Who then is sound? He, who is not a fool. What is the covetous man? Both a fool and a madman. What — if a man be not covetous, is he immediately [to be deemed] sound? By no means. Why so, Stoic? I will tell you. Such a patient (suppose Craterus [the physician] said this) is not sick at the heart. Is he therefore well, and shall he get up? No, he will forbid that; because his side or his reins are harassed with an acute disease. [In like manner], such a man is not perjured, nor sordid; let him then sacrifice a hog to his propitious3 household gods. But he is ambitious and assuming. Let him make a voyage [then] to Anticyra. For what is the difference, whether you fling whatever you have into a gulf, or make no use of your acquisitions?

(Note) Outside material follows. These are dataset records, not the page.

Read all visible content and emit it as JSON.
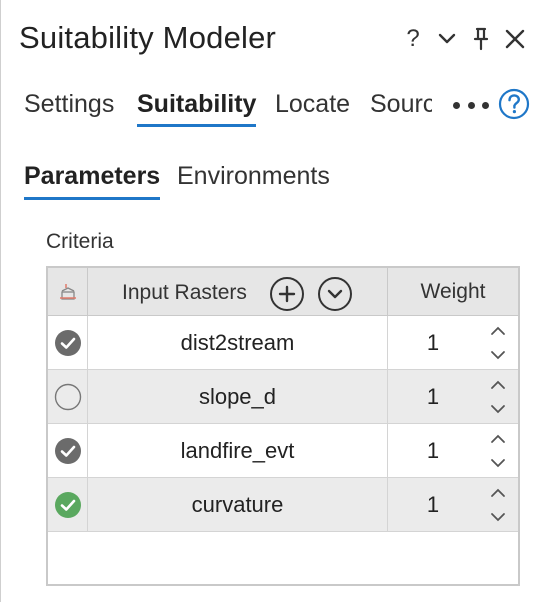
{
  "window": {
    "title": "Suitability Modeler",
    "help_glyph": "?",
    "buttons": [
      "help-icon",
      "chevron-down-icon",
      "pin-icon",
      "close-icon"
    ]
  },
  "tabs": [
    {
      "label": "Settings",
      "active": false
    },
    {
      "label": "Suitability",
      "active": true
    },
    {
      "label": "Locate",
      "active": false
    },
    {
      "label": "Source",
      "active": false
    }
  ],
  "subtabs": [
    {
      "label": "Parameters",
      "active": true
    },
    {
      "label": "Environments",
      "active": false
    }
  ],
  "criteria": {
    "label": "Criteria",
    "columns": {
      "input": "Input Rasters",
      "weight": "Weight"
    },
    "rows": [
      {
        "name": "dist2stream",
        "weight": "1",
        "state": "checked"
      },
      {
        "name": "slope_d",
        "weight": "1",
        "state": "empty"
      },
      {
        "name": "landfire_evt",
        "weight": "1",
        "state": "checked"
      },
      {
        "name": "curvature",
        "weight": "1",
        "state": "valid"
      }
    ]
  },
  "colors": {
    "accent": "#1f77c8",
    "checked": "#6b6b6b",
    "valid": "#5aa85f"
  }
}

1 This wine was of a very poor kind. See Lamb and Orelli.

2Ptisanarium. The diminutive from ptsana, unhusked barley or rice, from πτίσσω, tundo, tundendo decortico. Here it means a decoction, a kind of gruel made of oryza, rice. Rice was not then cultivated in Italy, but brought from Egypt. The physician purposely uses the diminutive ptisanarium, lest he should terrify the patient.

3 All the good and bad accidents that happened in families were generally attributed to the domestic gods, and as these gods were the sons of the goddess of madness, they were particularly worshiped by persons disordered in their understanding. Stertinius therefore advises the man, who, by the favor of these gods, is neither perjured nor a miser, gratefully to sacrifice a swine to them, which was their usual sacrifice. “Fruge Lares, avidaque porca.Od. xxiii. lib. ii.